The German parliament has rejected a bill to tighten immigration controls brought by the frontrunner to be the next chancellor, Friedrich Merz, with the backing of the far-right Alternative für Deutschland.
It came after a similar but non-binding motion was passed by parliament on Wednesday with the votes of the AfD, prompting a wave of protest from those who said it was a breach in Germany’s longstanding “firewall” between the far right and the mainstream.
The bill was rejected by 350 to 338, out of 693 MPs who voted, including five abstentions.
Wednesday’s motion was the first time in Germany’s postwar history that a parliamentary majority was reached with the help of the far right, greatly heightening tensions ahead of Friday’s debate. Opponents included members of Merz’s own CDU/CSU alliance who rebelled as well as members of the pro-business Free Democratic party (FDP) who had voted for the original motion but wanted the law to return to internal committees for further debate.
The “influx limitation law”, both the name and detail of which has been criticised, was considered of such historic importance that the plenary hall was unusually full and some MPs were reportedly persuaded to leave their sickbeds to be present.
Merz, who will lead the Christian Democratic Union into the 23 February elections, said his bill was necessary for German domestic security and denied he was working with the AfD, or had any intention of doing so.

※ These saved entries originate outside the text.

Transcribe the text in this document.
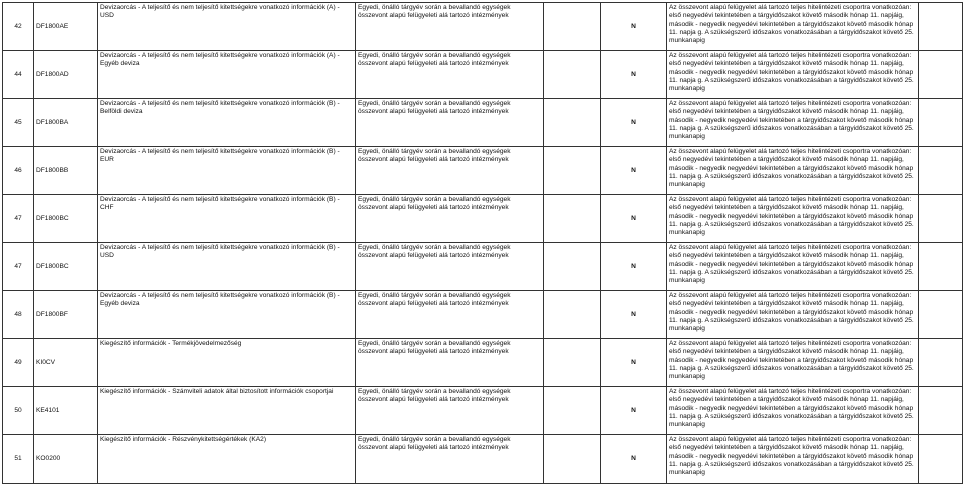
42	DF1800AE	Devizaorcás - A teljesítő és nem teljesítő kitettségekre vonatkozó információk (A) - USD	Egyedi, önálló tárgyév során a bevallandó egységek összevont alapú felügyeleti alá tartozó intézmények		N	Az összevont alapú felügyelet alá tartozó teljes hitelintézeti csoportra vonatkozóan: első negyedévi tekintetében a tárgyidőszakot követő második hónap 11. napjáig, második - negyedik negyedévi tekintetében a tárgyidőszakot követő második hónap 11. napja g. A szükségszerű időszakos vonatkozásában a tárgyidőszakot követő 25. munkanapig	
44	DF1800AD	Devizaorcás - A teljesítő és nem teljesítő kitettségekre vonatkozó információk (A) - Egyéb deviza	Egyedi, önálló tárgyév során a bevallandó egységek összevont alapú felügyeleti alá tartozó intézmények		N	Az összevont alapú felügyelet alá tartozó teljes hitelintézeti csoportra vonatkozóan: első negyedévi tekintetében a tárgyidőszakot követő második hónap 11. napjáig, második - negyedik negyedévi tekintetében a tárgyidőszakot követő második hónap 11. napja g. A szükségszerű időszakos vonatkozásában a tárgyidőszakot követő 25. munkanapig	
45	DF1800BA	Devizaorcás - A teljesítő és nem teljesítő kitettségekre vonatkozó információk (B) - Belföldi deviza	Egyedi, önálló tárgyév során a bevallandó egységek összevont alapú felügyeleti alá tartozó intézmények		N	Az összevont alapú felügyelet alá tartozó teljes hitelintézeti csoportra vonatkozóan: első negyedévi tekintetében a tárgyidőszakot követő második hónap 11. napjáig, második - negyedik negyedévi tekintetében a tárgyidőszakot követő második hónap 11. napja g. A szükségszerű időszakos vonatkozásában a tárgyidőszakot követő 25. munkanapig	
46	DF1800BB	Devizaorcás - A teljesítő és nem teljesítő kitettségekre vonatkozó információk (B) - EUR	Egyedi, önálló tárgyév során a bevallandó egységek összevont alapú felügyeleti alá tartozó intézmények		N	Az összevont alapú felügyelet alá tartozó teljes hitelintézeti csoportra vonatkozóan: első negyedévi tekintetében a tárgyidőszakot követő második hónap 11. napjáig, második - negyedik negyedévi tekintetében a tárgyidőszakot követő második hónap 11. napja g. A szükségszerű időszakos vonatkozásában a tárgyidőszakot követő 25. munkanapig	
47	DF1800BC	Devizaorcás - A teljesítő és nem teljesítő kitettségekre vonatkozó információk (B) - CHF	Egyedi, önálló tárgyév során a bevallandó egységek összevont alapú felügyeleti alá tartozó intézmények		N	Az összevont alapú felügyelet alá tartozó teljes hitelintézeti csoportra vonatkozóan: első negyedévi tekintetében a tárgyidőszakot követő második hónap 11. napjáig, második - negyedik negyedévi tekintetében a tárgyidőszakot követő második hónap 11. napja g. A szükségszerű időszakos vonatkozásában a tárgyidőszakot követő 25. munkanapig	
47	DF1800BC	Devizaorcás - A teljesítő és nem teljesítő kitettségekre vonatkozó információk (B) - USD	Egyedi, önálló tárgyév során a bevallandó egységek összevont alapú felügyeleti alá tartozó intézmények		N	Az összevont alapú felügyelet alá tartozó teljes hitelintézeti csoportra vonatkozóan: első negyedévi tekintetében a tárgyidőszakot követő második hónap 11. napjáig, második - negyedik negyedévi tekintetében a tárgyidőszakot követő második hónap 11. napja g. A szükségszerű időszakos vonatkozásában a tárgyidőszakot követő 25. munkanapig	
48	DF1800BF	Devizaorcás - A teljesítő és nem teljesítő kitettségekre vonatkozó információk (B) - Egyéb deviza	Egyedi, önálló tárgyév során a bevallandó egységek összevont alapú felügyeleti alá tartozó intézmények		N	Az összevont alapú felügyelet alá tartozó teljes hitelintézeti csoportra vonatkozóan: első negyedévi tekintetében a tárgyidőszakot követő második hónap 11. napjáig, második - negyedik negyedévi tekintetében a tárgyidőszakot követő második hónap 11. napja g. A szükségszerű időszakos vonatkozásában a tárgyidőszakot követő 25. munkanapig	
49	KI0CV	Kiegészítő információk - Termékjövedelmezőség	Egyedi, önálló tárgyév során a bevallandó egységek összevont alapú felügyeleti alá tartozó intézmények		N	Az összevont alapú felügyelet alá tartozó teljes hitelintézeti csoportra vonatkozóan: első negyedévi tekintetében a tárgyidőszakot követő második hónap 11. napjáig, második - negyedik negyedévi tekintetében a tárgyidőszakot követő második hónap 11. napja g. A szükségszerű időszakos vonatkozásában a tárgyidőszakot követő 25. munkanapig	
50	KE4101	Kiegészítő információk - Számviteli adatok által biztosított információk csoportjai	Egyedi, önálló tárgyév során a bevallandó egységek összevont alapú felügyeleti alá tartozó intézmények		N	Az összevont alapú felügyelet alá tartozó teljes hitelintézeti csoportra vonatkozóan: első negyedévi tekintetében a tárgyidőszakot követő második hónap 11. napjáig, második - negyedik negyedévi tekintetében a tárgyidőszakot követő második hónap 11. napja g. A szükségszerű időszakos vonatkozásában a tárgyidőszakot követő 25. munkanapig	
51	KO0200	Kiegészítő információk - Részvénykitettségértékek (KA2)	Egyedi, önálló tárgyév során a bevallandó egységek összevont alapú felügyeleti alá tartozó intézmények		N	Az összevont alapú felügyelet alá tartozó teljes hitelintézeti csoportra vonatkozóan: első negyedévi tekintetében a tárgyidőszakot követő második hónap 11. napjáig, második - negyedik negyedévi tekintetében a tárgyidőszakot követő második hónap 11. napja g. A szükségszerű időszakos vonatkozásában a tárgyidőszakot követő 25. munkanapig	
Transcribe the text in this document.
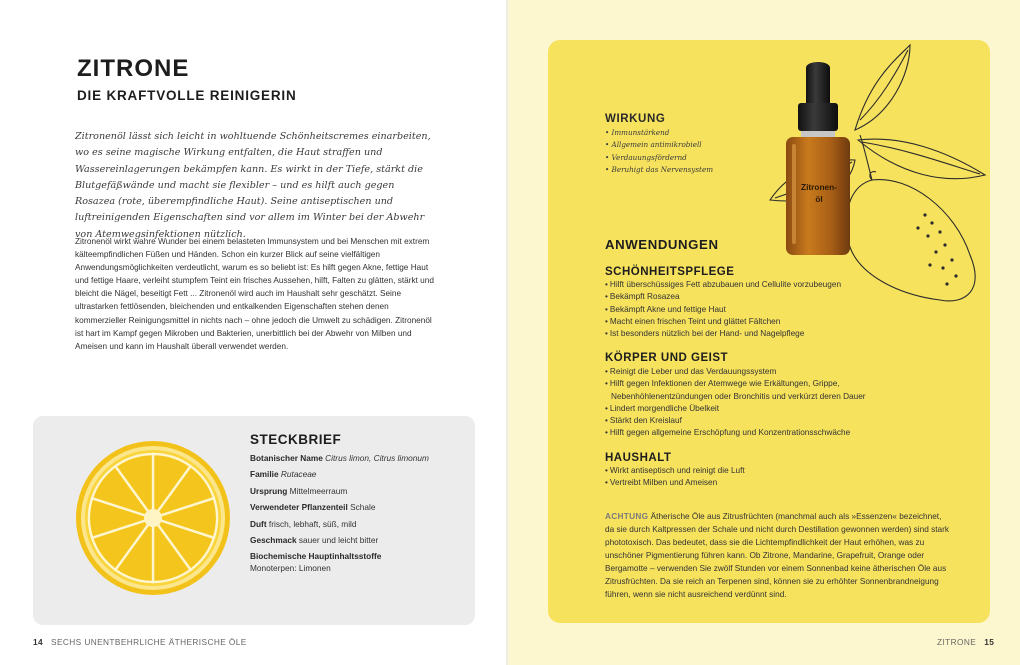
ZITRONE
DIE KRAFTVOLLE REINIGERIN

Zitronenöl lässt sich leicht in wohltuende Schönheitscremes einarbeiten, wo es seine magische Wirkung entfalten, die Haut straffen und Wassereinlagerungen bekämpfen kann. Es wirkt in der Tiefe, stärkt die Blutgefäßwände und macht sie flexibler – und es hilft auch gegen Rosazea (rote, überempfindliche Haut). Seine antiseptischen und luftreinigenden Eigenschaften sind vor allem im Winter bei der Abwehr von Atemwegsinfektionen nützlich.

Zitronenöl wirkt wahre Wunder bei einem belasteten Immunsystem und bei Menschen mit extrem kälteempfindlichen Füßen und Händen. Schon ein kurzer Blick auf seine vielfältigen Anwendungsmöglichkeiten verdeutlicht, warum es so beliebt ist: Es hilft gegen Akne, fettige Haut und fettige Haare, verleiht stumpfem Teint ein frisches Aussehen, hilft, Falten zu glätten, stärkt und bleicht die Nägel, beseitigt Fett ... Zitronenöl wird auch im Haushalt sehr geschätzt. Seine ultrastarken fettlösenden, bleichenden und entkalkenden Eigenschaften stehen denen kommerzieller Reinigungsmittel in nichts nach – ohne jedoch die Umwelt zu schädigen. Zitronenöl ist hart im Kampf gegen Mikroben und Bakterien, unerbittlich bei der Abwehr von Milben und Ameisen und kann im Haushalt überall verwendet werden.

STECKBRIEF
Botanischer Name Citrus limon, Citrus limonum
Familie Rutaceae
Ursprung Mittelmeerraum
Verwendeter Pflanzenteil Schale
Duft frisch, lebhaft, süß, mild
Geschmack sauer und leicht bitter
Biochemische Hauptinhaltsstoffe
Monoterpen: Limonen
14 SECHS UNENTBEHRLICHE ÄTHERISCHE ÖLE
Zitronen-
öl
WIRKUNG
• Immunstärkend
• Allgemein antimikrobiell
• Verdauungsfördernd
• Beruhigt das Nervensystem
ANWENDUNGEN
SCHÖNHEITSPFLEGE
• Hilft überschüssiges Fett abzubauen und Cellulite vorzubeugen
• Bekämpft Rosazea
• Bekämpft Akne und fettige Haut
• Macht einen frischen Teint und glättet Fältchen
• Ist besonders nützlich bei der Hand- und Nagelpflege
KÖRPER UND GEIST
• Reinigt die Leber und das Verdauungssystem
• Hilft gegen Infektionen der Atemwege wie Erkältungen, Grippe, Nebenhöhlenentzündungen oder Bronchitis und verkürzt deren Dauer
• Lindert morgendliche Übelkeit
• Stärkt den Kreislauf
• Hilft gegen allgemeine Erschöpfung und Konzentrationsschwäche
HAUSHALT
• Wirkt antiseptisch und reinigt die Luft
• Vertreibt Milben und Ameisen

ACHTUNG Ätherische Öle aus Zitrusfrüchten (manchmal auch als »Essenzen« bezeichnet, da sie durch Kaltpressen der Schale und nicht durch Destillation gewonnen werden) sind stark phototoxisch. Das bedeutet, dass sie die Lichtempfindlichkeit der Haut erhöhen, was zu unschöner Pigmentierung führen kann. Ob Zitrone, Mandarine, Grapefruit, Orange oder Bergamotte – verwenden Sie zwölf Stunden vor einem Sonnenbad keine ätherischen Öle aus Zitrusfrüchten. Da sie reich an Terpenen sind, können sie zu erhöhter Sonnenbrandneigung führen, wenn sie nicht ausreichend verdünnt sind.

ZITRONE 15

“There are many who are concerned about democracy, but there are also many who are concerned about security and order in this country and expect decisions to be made,” he said.
The debate adjourned before it had even begun in order for behind-the-scenes negotiations that aimed to enable the law’s passage with the backing of mainstream parties and not the far right.

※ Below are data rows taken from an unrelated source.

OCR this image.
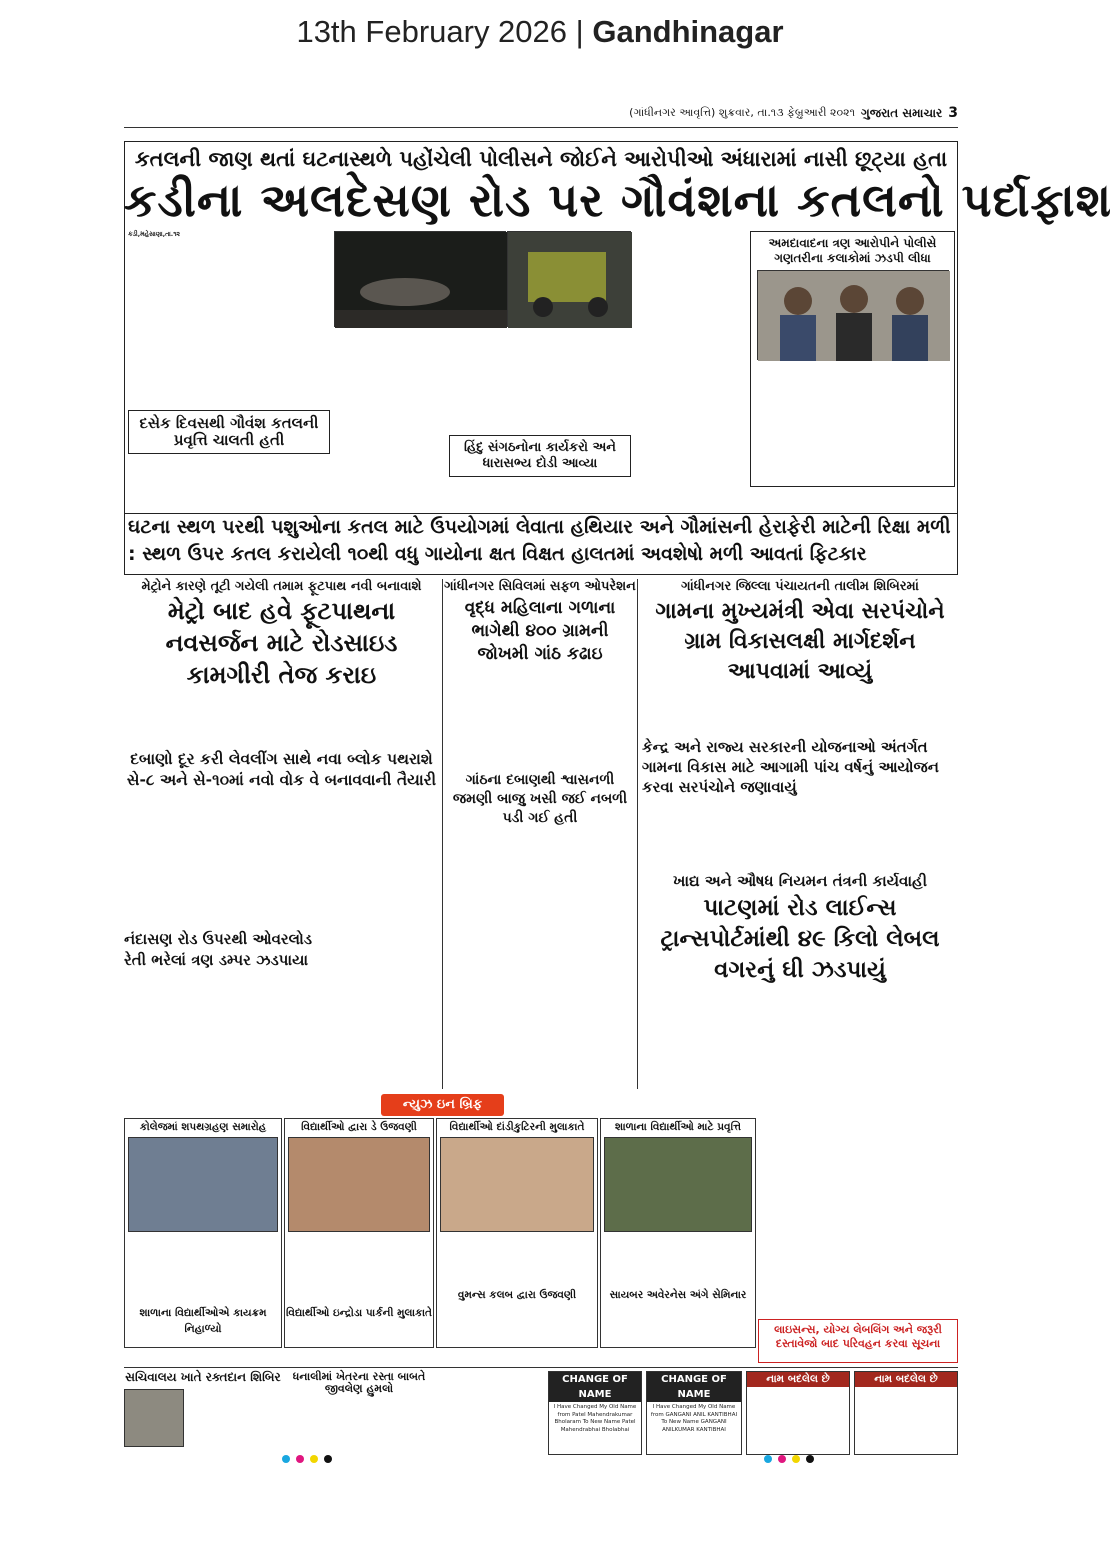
13th February 2026 | Gandhinagar
(ગાંધીનગર આવૃત્તિ) શુક્રવાર, તા.૧૩ ફેબ્રુઆરી ૨૦૨૧ ગુજરાત સમાચાર 3
કતલની જાણ થતાં ઘટનાસ્થળે પહોંચેલી પોલીસને જોઈને આરોપીઓ અંધારામાં નાસી છૂટ્યા હતા
કડીના અલદેસણ રોડ પર ગૌવંશના કતલનો પર્દાફાશ
કડી,મહેસાણા,તા.૧૨
અમદાવાદના ત્રણ આરોપીને પોલીસે ગણતરીના કલાકોમાં ઝડપી લીધા
દસેક દિવસથી ગૌવંશ કતલની પ્રવૃત્તિ ચાલતી હતી	હિંદુ સંગઠનોના કાર્યકરો અને ધારાસભ્ય દોડી આવ્યા
ઘટના સ્થળ પરથી પશુઓના કતલ માટે ઉપયોગમાં લેવાતા હથિયાર અને ગૌમાંસની હેરાફેરી માટેની રિક્ષા મળી : સ્થળ ઉપર કતલ કરાયેલી ૧૦થી વધુ ગાયોના ક્ષત વિક્ષત હાલતમાં અવશેષો મળી આવતાં ફિટકાર
મેટ્રોને કારણે તૂટી ગયેલી તમામ ફૂટપાથ નવી બનાવાશે
મેટ્રો બાદ હવે ફૂટપાથના નવસર્જન માટે રોડસાઇડ કામગીરી તેજ કરાઇ
દબાણો દૂર કરી લેવલીંગ સાથે નવા બ્લોક પથરાશે સે-૮ અને સે-૧૦માં નવો વોક વે બનાવવાની તૈયારી
નંદાસણ રોડ ઉપરથી ઓવરલોડ રેતી ભરેલાં ત્રણ ડમ્પર ઝડપાયા
ગાંધીનગર સિવિલમાં સફળ ઓપરેશન
વૃદ્ધ મહિલાના ગળાના ભાગેથી ૪૦૦ ગ્રામની જોખમી ગાંઠ કઢાઇ
ગાંઠના દબાણથી શ્વાસનળી જમણી બાજુ ખસી જઈ નબળી પડી ગઈ હતી
ગાંધીનગર જિલ્લા પંચાયતની તાલીમ શિબિરમાં
ગામના મુખ્યમંત્રી એવા સરપંચોને ગ્રામ વિકાસલક્ષી માર્ગદર્શન આપવામાં આવ્યું
કેન્દ્ર અને રાજ્ય સરકારની યોજનાઓ અંતર્ગત ગામના વિકાસ માટે આગામી પાંચ વર્ષનું આયોજન કરવા સરપંચોને જણાવાયું
ખાદ્ય અને ઔષધ નિયમન તંત્રની કાર્યવાહી
પાટણમાં રોડ લાઈન્સ ટ્રાન્સપોર્ટમાંથી ૪૯ કિલો લેબલ વગરનું ઘી ઝડપાયું
ન્યુઝ ઇન બ્રિફ
કોલેજમાં શપથગ્રહણ સમારોહ
શાળાના વિદ્યાર્થીઓએ કાયક્રમ નિહાળ્યો
વિદ્યાર્થીઓ દ્વારા ડે ઉજવણી
વિદ્યાર્થીઓ ઇન્દ્રોડા પાર્કની મુલાકાતે
વિદ્યાર્થીઓ દાંડીકુટિરની મુલાકાતે
વુમન્સ કલબ દ્વારા ઉજવણી
શાળાના વિદ્યાર્થીઓ માટે પ્રવૃત્તિ
સાયબર અવેરનેસ અંગે સેમિનાર
લાઇસન્સ, યોગ્ય લેબલિંગ અને જરૂરી દસ્તાવેજો બાદ પરિવહન કરવા સૂચના
સચિવાલય ખાતે રક્તદાન શિબિર	ધનાલીમાં ખેતરના રસ્તા બાબતે જીવલેણ હુમલો
CHANGE OF NAME
I Have Changed My Old Name from Patel Mahendrakumar Bholaram To New Name Patel Mahendrabhai Bholabhai
CHANGE OF NAME
I Have Changed My Old Name from GANGANI ANIL KANTIBHAI To New Name GANGANI ANILKUMAR KANTIBHAI
નામ બદલેલ છે	નામ બદલેલ છે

Attempts by the Social Democrats (SPD), their coalition partner the Greens, as well as their former coalition partner the FDP, to stop the law’s passage by referring it back to committees earlier in the day were unsuccessful.
When MPs returned to the plenary hall it was for what was an often rowdy, tension-filled and emotional debate.

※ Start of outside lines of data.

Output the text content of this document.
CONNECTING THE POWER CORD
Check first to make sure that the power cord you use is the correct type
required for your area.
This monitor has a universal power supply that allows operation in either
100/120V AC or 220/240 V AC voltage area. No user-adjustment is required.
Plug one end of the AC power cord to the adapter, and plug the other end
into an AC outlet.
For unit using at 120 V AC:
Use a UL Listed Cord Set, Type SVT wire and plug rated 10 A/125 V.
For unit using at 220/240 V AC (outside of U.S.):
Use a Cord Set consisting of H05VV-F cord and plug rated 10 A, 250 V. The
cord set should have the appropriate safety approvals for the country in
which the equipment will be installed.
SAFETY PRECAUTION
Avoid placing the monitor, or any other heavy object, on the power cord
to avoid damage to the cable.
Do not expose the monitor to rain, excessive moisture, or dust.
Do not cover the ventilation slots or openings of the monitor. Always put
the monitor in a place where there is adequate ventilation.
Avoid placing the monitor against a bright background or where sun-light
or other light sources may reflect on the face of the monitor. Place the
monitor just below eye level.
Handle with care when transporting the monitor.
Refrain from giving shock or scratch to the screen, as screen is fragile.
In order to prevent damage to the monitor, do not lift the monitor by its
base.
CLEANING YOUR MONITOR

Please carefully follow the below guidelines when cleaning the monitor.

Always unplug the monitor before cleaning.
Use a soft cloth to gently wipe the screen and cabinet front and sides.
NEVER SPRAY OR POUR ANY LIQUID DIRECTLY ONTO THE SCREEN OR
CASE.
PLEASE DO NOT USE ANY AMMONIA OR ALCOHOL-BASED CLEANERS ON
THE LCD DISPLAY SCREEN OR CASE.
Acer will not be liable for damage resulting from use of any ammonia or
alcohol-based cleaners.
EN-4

Much was made of the opposition to the proceedings, including the decision by a 99-year-old Holocaust survivor, Albrecht Weinberg, to return to the German state his order of merit over the Wednesday vote, as well as the resignation from the CDU of Michel Friedman, a prominent German-French publicist and former deputy chair of the Central Council of Jews in Germany.
Merz said the law was necessary in response to a string of high-profile murders carried out by men with an immigrant background. The chancellor, Olaf Scholz, had said existing laws were sufficient to stop such attacks, if properly implemented.
Between 66% and 67% of Germans are in favour of permanent controls on Germany’s borders, according to recent polls, including 56% of supporters of the Social Democrats.
Parallels have been drawn after this week’s dramatic scenes in parliament – during which Merz, the conservative opposition leader, was accused of courting the far right – with the events that led up to the Nazi party taking power through the political process amid a lack of unity among mainstream parties.
Rolf Mützenich, the chair of the SPD parliamentary group, said: “Weimar failed because of the lack of unity in democracy. But Weimar also failed because the authoritarian mindset never completely disappeared.”
He had urged Merz to reverse his decision and “re-establish the firewall” against cooperating with the AfD. He suggested that if Merz failed to do so he would have to live with a damaged political reputation.
“Your fall from grace will always accompany you,” Mützenich said, to jeers from the CDU benches. “But we can still close the gateway to hell together.”
In an extraordinary broadside against his erstwhile CDU rival Angela Merkel, who on Thursday criticised Merz for his apparent U-turn over earlier refusals to work with the AfD, Merz said his own party had a “significant share of responsibility” for the fact that the AfD had sat in the Bundestag since 2017.
The remarks were a reference to Merkel’s open door policy during which almost 1 million people entered Germany in 2015, but Merz went on to say it was the fault of the three-way coalition under Scholz that the party had since been able to become “twice as strong”.
The foreign ministe, Annalena Baerbock of the Greens, had urged Merz to change his mind and drop the bill. “It’s not about yourself, it’s about Germany,” she said. “There are times when you have to correct your policy by 180 degrees. That is precisely the question now. Do the right thing.”
The first opinion poll on Friday since the Wednesday vote showed the AfD’s position unchanged in advance of the election. It is now second in the polls with 22%. Merz’s CDU/CSU was down one percentage point to 29%, while the SPD of Olaf Scholz gained 1.5 percentage points, bringing it to 17%, its best showing since the end of December. The Greens gained half a percentage point.
Protests have taken place across Germany over the perceived shift to the right of the German parliament. At the Brandenburg Gate in Berlin on Thursday evening, a line of young people held up a long string of illuminated letters spelling out the slogan “Hope and Resistance”. On a poster bearing the CDU’s name, the word brandmauer (firewall) had been crossed out and replaced with the word brandstifter (arsonist).